I didn't trust an LLM to implement the standard from memory, and I didn't trust myself to transcribe the table without a typo. So the tables live as hand-curated typed constants, the calculator is pure functions with unit tests against worked examples from the ISO worksheet, and the UI disables "save" until every input is present. Three layers of defense for the one feature you can't afford to get wrong.
Live QR Check-In
The second hardest part was check-in. Customers arrive with a QR code from their online booking. The rental tech needs to scan it, pull the reservation, confirm the assigned equipment, and apply the calculated DIN — fast. Like, under-ten-seconds fast.

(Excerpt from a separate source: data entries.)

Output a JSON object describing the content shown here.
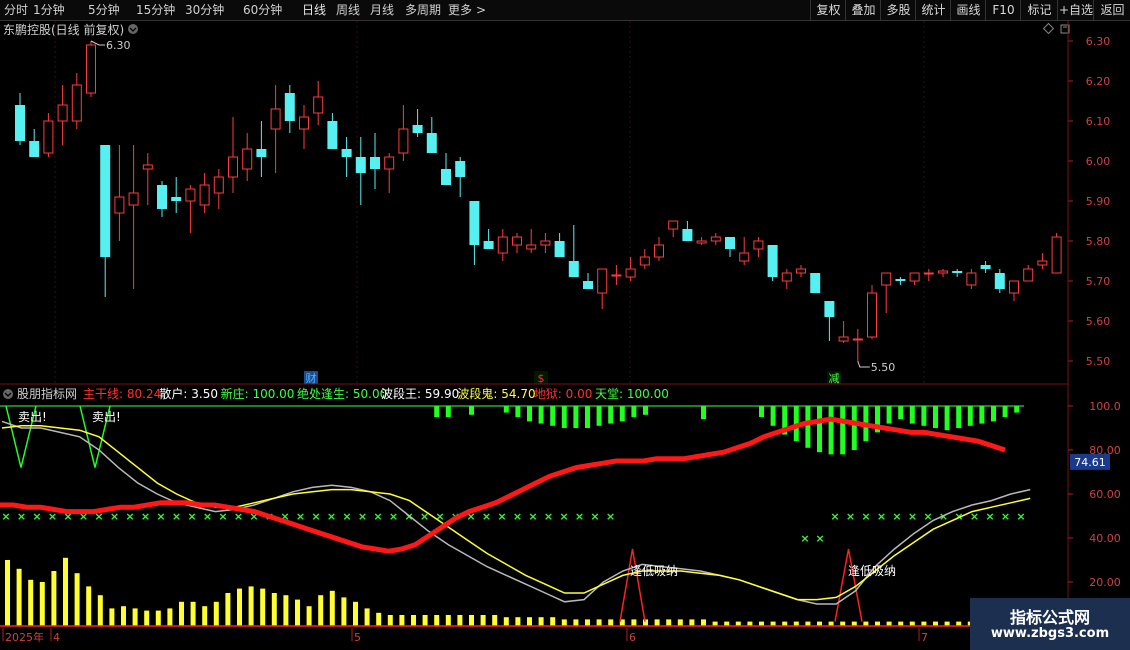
{
  "toolbar": {
    "periods": [
      "分时",
      "1分钟",
      "5分钟",
      "15分钟",
      "30分钟",
      "60分钟",
      "日线",
      "周线",
      "月线",
      "多周期",
      "更多"
    ],
    "active_period": "日线",
    "more_chevron": ">",
    "right_buttons": [
      "复权",
      "叠加",
      "多股",
      "统计",
      "画线",
      "F10",
      "标记",
      "+自选",
      "返回"
    ]
  },
  "main": {
    "title": "东鹏控股(日线 前复权)",
    "high_label": "6.30",
    "low_label": "5.50",
    "price_ticks": [
      "6.30",
      "6.20",
      "6.10",
      "6.00",
      "5.90",
      "5.80",
      "5.70",
      "5.60",
      "5.50"
    ],
    "events": [
      {
        "label": "财",
        "color": "#4fb3ff"
      },
      {
        "label": "$",
        "color": "#ff3030"
      },
      {
        "label": "减",
        "color": "#40ff40"
      }
    ],
    "candles": [
      [
        6.14,
        6.17,
        6.04,
        6.05
      ],
      [
        6.05,
        6.08,
        6.01,
        6.01
      ],
      [
        6.02,
        6.12,
        6.01,
        6.1
      ],
      [
        6.1,
        6.19,
        6.04,
        6.14
      ],
      [
        6.1,
        6.22,
        6.08,
        6.19
      ],
      [
        6.17,
        6.3,
        6.16,
        6.29
      ],
      [
        6.04,
        6.0,
        5.66,
        5.76
      ],
      [
        5.87,
        6.04,
        5.8,
        5.91
      ],
      [
        5.89,
        6.04,
        5.68,
        5.92
      ],
      [
        5.98,
        6.02,
        5.89,
        5.99
      ],
      [
        5.94,
        5.95,
        5.86,
        5.88
      ],
      [
        5.91,
        5.96,
        5.87,
        5.9
      ],
      [
        5.9,
        5.94,
        5.82,
        5.93
      ],
      [
        5.89,
        5.97,
        5.87,
        5.94
      ],
      [
        5.92,
        5.98,
        5.88,
        5.96
      ],
      [
        5.96,
        6.11,
        5.92,
        6.01
      ],
      [
        5.98,
        6.07,
        5.95,
        6.03
      ],
      [
        6.03,
        6.1,
        5.96,
        6.01
      ],
      [
        6.08,
        6.19,
        5.97,
        6.13
      ],
      [
        6.17,
        6.19,
        6.07,
        6.1
      ],
      [
        6.08,
        6.14,
        6.03,
        6.11
      ],
      [
        6.12,
        6.2,
        6.09,
        6.16
      ],
      [
        6.1,
        6.12,
        6.04,
        6.03
      ],
      [
        6.03,
        6.06,
        5.96,
        6.01
      ],
      [
        6.01,
        6.06,
        5.89,
        5.97
      ],
      [
        6.01,
        6.07,
        5.93,
        5.98
      ],
      [
        5.98,
        6.02,
        5.92,
        6.01
      ],
      [
        6.02,
        6.14,
        6.0,
        6.08
      ],
      [
        6.09,
        6.13,
        6.06,
        6.07
      ],
      [
        6.07,
        6.11,
        6.05,
        6.02
      ],
      [
        5.98,
        6.02,
        5.94,
        5.94
      ],
      [
        6.0,
        6.01,
        5.91,
        5.96
      ],
      [
        5.9,
        5.9,
        5.74,
        5.79
      ],
      [
        5.8,
        5.83,
        5.78,
        5.78
      ],
      [
        5.77,
        5.83,
        5.75,
        5.81
      ],
      [
        5.79,
        5.82,
        5.77,
        5.81
      ],
      [
        5.78,
        5.83,
        5.77,
        5.79
      ],
      [
        5.79,
        5.82,
        5.77,
        5.8
      ],
      [
        5.8,
        5.82,
        5.76,
        5.76
      ],
      [
        5.75,
        5.84,
        5.71,
        5.71
      ],
      [
        5.7,
        5.72,
        5.68,
        5.68
      ],
      [
        5.67,
        5.73,
        5.63,
        5.73
      ],
      [
        5.715,
        5.74,
        5.69,
        5.715
      ],
      [
        5.71,
        5.76,
        5.7,
        5.73
      ],
      [
        5.74,
        5.78,
        5.73,
        5.76
      ],
      [
        5.76,
        5.81,
        5.75,
        5.79
      ],
      [
        5.83,
        5.85,
        5.81,
        5.85
      ],
      [
        5.83,
        5.85,
        5.8,
        5.8
      ],
      [
        5.795,
        5.81,
        5.79,
        5.8
      ],
      [
        5.8,
        5.82,
        5.79,
        5.81
      ],
      [
        5.81,
        5.81,
        5.76,
        5.78
      ],
      [
        5.75,
        5.81,
        5.74,
        5.77
      ],
      [
        5.78,
        5.81,
        5.76,
        5.8
      ],
      [
        5.79,
        5.79,
        5.7,
        5.71
      ],
      [
        5.7,
        5.73,
        5.68,
        5.72
      ],
      [
        5.72,
        5.74,
        5.71,
        5.73
      ],
      [
        5.72,
        5.72,
        5.7,
        5.67
      ],
      [
        5.65,
        5.65,
        5.55,
        5.61
      ],
      [
        5.55,
        5.6,
        5.545,
        5.56
      ],
      [
        5.555,
        5.58,
        5.5,
        5.555
      ],
      [
        5.56,
        5.69,
        5.555,
        5.67
      ],
      [
        5.69,
        5.72,
        5.62,
        5.72
      ],
      [
        5.705,
        5.71,
        5.69,
        5.7
      ],
      [
        5.7,
        5.72,
        5.69,
        5.72
      ],
      [
        5.72,
        5.73,
        5.7,
        5.72
      ],
      [
        5.72,
        5.73,
        5.71,
        5.725
      ],
      [
        5.725,
        5.73,
        5.71,
        5.72
      ],
      [
        5.69,
        5.73,
        5.68,
        5.72
      ],
      [
        5.74,
        5.75,
        5.72,
        5.73
      ],
      [
        5.72,
        5.73,
        5.67,
        5.68
      ],
      [
        5.67,
        5.69,
        5.65,
        5.7
      ],
      [
        5.7,
        5.74,
        5.7,
        5.73
      ],
      [
        5.74,
        5.77,
        5.73,
        5.75
      ],
      [
        5.72,
        5.82,
        5.72,
        5.81
      ]
    ]
  },
  "indicator": {
    "name": "股朋指标网",
    "values": [
      {
        "label": "主干线:",
        "value": "80.24",
        "color": "#ff3030"
      },
      {
        "label": "散户:",
        "value": "3.50",
        "color": "#ffffff"
      },
      {
        "label": "新庄:",
        "value": "100.00",
        "color": "#40ff40"
      },
      {
        "label": "绝处逢生:",
        "value": "50.00",
        "color": "#40ff40"
      },
      {
        "label": "波段王:",
        "value": "59.90",
        "color": "#ffffff"
      },
      {
        "label": "波段鬼:",
        "value": "54.70",
        "color": "#ffff40"
      },
      {
        "label": "地狱:",
        "value": "0.00",
        "color": "#ff3030"
      },
      {
        "label": "天堂:",
        "value": "100.00",
        "color": "#40ff40"
      }
    ],
    "ticks": [
      "100.0",
      "80.00",
      "60.00",
      "40.00",
      "20.00"
    ],
    "current_value": "74.61",
    "sell_label": "卖出!",
    "buy_label": "逢低吸纳",
    "main_line": [
      55,
      55,
      54,
      54,
      53,
      52,
      52,
      52,
      53,
      54,
      54,
      55,
      56,
      56,
      56,
      55,
      55,
      54,
      53,
      52,
      50,
      48,
      46,
      44,
      42,
      40,
      38,
      36,
      35,
      34,
      35,
      37,
      41,
      45,
      49,
      52,
      54,
      56,
      59,
      62,
      65,
      68,
      70,
      72,
      73,
      74,
      75,
      75,
      75,
      76,
      76,
      76,
      77,
      78,
      79,
      81,
      83,
      86,
      88,
      90,
      92,
      93,
      94,
      93,
      92,
      91,
      90,
      89,
      88,
      88,
      87,
      86,
      85,
      84,
      82,
      80
    ],
    "white_line": [
      93,
      90,
      90,
      88,
      86,
      80,
      72,
      65,
      60,
      56,
      54,
      52,
      53,
      55,
      58,
      61,
      63,
      64,
      63,
      61,
      57,
      50,
      43,
      37,
      32,
      27,
      23,
      19,
      15,
      11,
      12,
      20,
      25,
      28,
      27,
      26,
      25,
      23,
      21,
      18,
      15,
      12,
      10,
      10,
      16,
      27,
      35,
      42,
      48,
      52,
      55,
      57,
      60,
      62
    ],
    "yellow_line": [
      90,
      91,
      91,
      90,
      89,
      86,
      79,
      72,
      65,
      60,
      56,
      54,
      54,
      56,
      58,
      60,
      61,
      62,
      62,
      61,
      60,
      57,
      51,
      45,
      39,
      33,
      28,
      23,
      19,
      15,
      15,
      19,
      23,
      25,
      25,
      25,
      24,
      23,
      21,
      18,
      15,
      12,
      12,
      13,
      18,
      25,
      32,
      38,
      44,
      48,
      52,
      54,
      56,
      58
    ],
    "green_bars": [
      0,
      0,
      0,
      0,
      0,
      0,
      0,
      0,
      0,
      0,
      0,
      0,
      0,
      0,
      0,
      0,
      0,
      0,
      0,
      0,
      0,
      0,
      0,
      0,
      0,
      0,
      0,
      0,
      0,
      0,
      0,
      0,
      0,
      0,
      0,
      0,
      0,
      5,
      5,
      0,
      4,
      0,
      0,
      3,
      5,
      7,
      8,
      9,
      10,
      10,
      10,
      9,
      8,
      7,
      5,
      4,
      0,
      0,
      0,
      0,
      6,
      0,
      0,
      0,
      0,
      5,
      9,
      13,
      16,
      19,
      21,
      22,
      22,
      20,
      16,
      12,
      8,
      6,
      8,
      9,
      10,
      11,
      10,
      9,
      8,
      7,
      5,
      3,
      0
    ],
    "yellow_bars": [
      30,
      26,
      21,
      20,
      25,
      31,
      24,
      18,
      14,
      8,
      9,
      8,
      7,
      7,
      8,
      11,
      11,
      9,
      11,
      15,
      17,
      18,
      17,
      15,
      14,
      12,
      9,
      14,
      16,
      13,
      11,
      8,
      6,
      5,
      5,
      5,
      5,
      5,
      5,
      5,
      5,
      5,
      5,
      4,
      4,
      4,
      4,
      4,
      3,
      3,
      3,
      3,
      3,
      3,
      3,
      3,
      3,
      3,
      3,
      3,
      3,
      2,
      2,
      2,
      2,
      2,
      2,
      2,
      2,
      2,
      2,
      2,
      2,
      2,
      2,
      2,
      2,
      2,
      2,
      2,
      2,
      2,
      2,
      2,
      2,
      2,
      2,
      2
    ]
  },
  "x_axis": {
    "labels": [
      "2025年",
      "4",
      "5",
      "6",
      "7"
    ]
  },
  "watermark": {
    "title": "指标公式网",
    "url": "www.zbgs3.com"
  }
}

External scanner hardware is a non-starter for most shops. Every tablet has a camera. So I used @zxing/browser to decode QR codes from the live camera stream, directly in the browser, with no backend round-trip until the tech confirms. It works offline with a service worker caching the last active reservations. It works on a 2021 iPad that the shop already owns.
import { BrowserMultiFormatReader } from '@zxing/browser';
const reader = new BrowserMultiFormatReader();
const result = await reader.decodeOnceFromVideoDevice(undefined, videoEl);
// result.getText() is the reservation codeThat single library call replaced a $400 barcode scanner.
Going Live
The day we cut over, I was on-site. The anxiety of watching real staff press "check in" on software I wrote is different from anything you feel in a dev environment. It worked. A couple of small polish bugs (focus state on an iPad Mini, a too-aggressive session timeout), fixed in an hour, Vercel redeployed, back in action.
What I'd Do Differently
- Start with the service center module. I built intake first because it's the obvious front door. But the service center — where techs wax, tune, and prep equipment — turned out to be the part staff interact with most. I'd prioritize it earlier next time.
- Ship a tiny analytics view on day one. The owner asked on day one, "how many rentals today?" I built the dashboard in week three. Should've been week one.
- Offline-first, not offline-after. I bolted a service worker on later. With hindsight, assume the wifi dies mid-weekend and design for that from the schema up.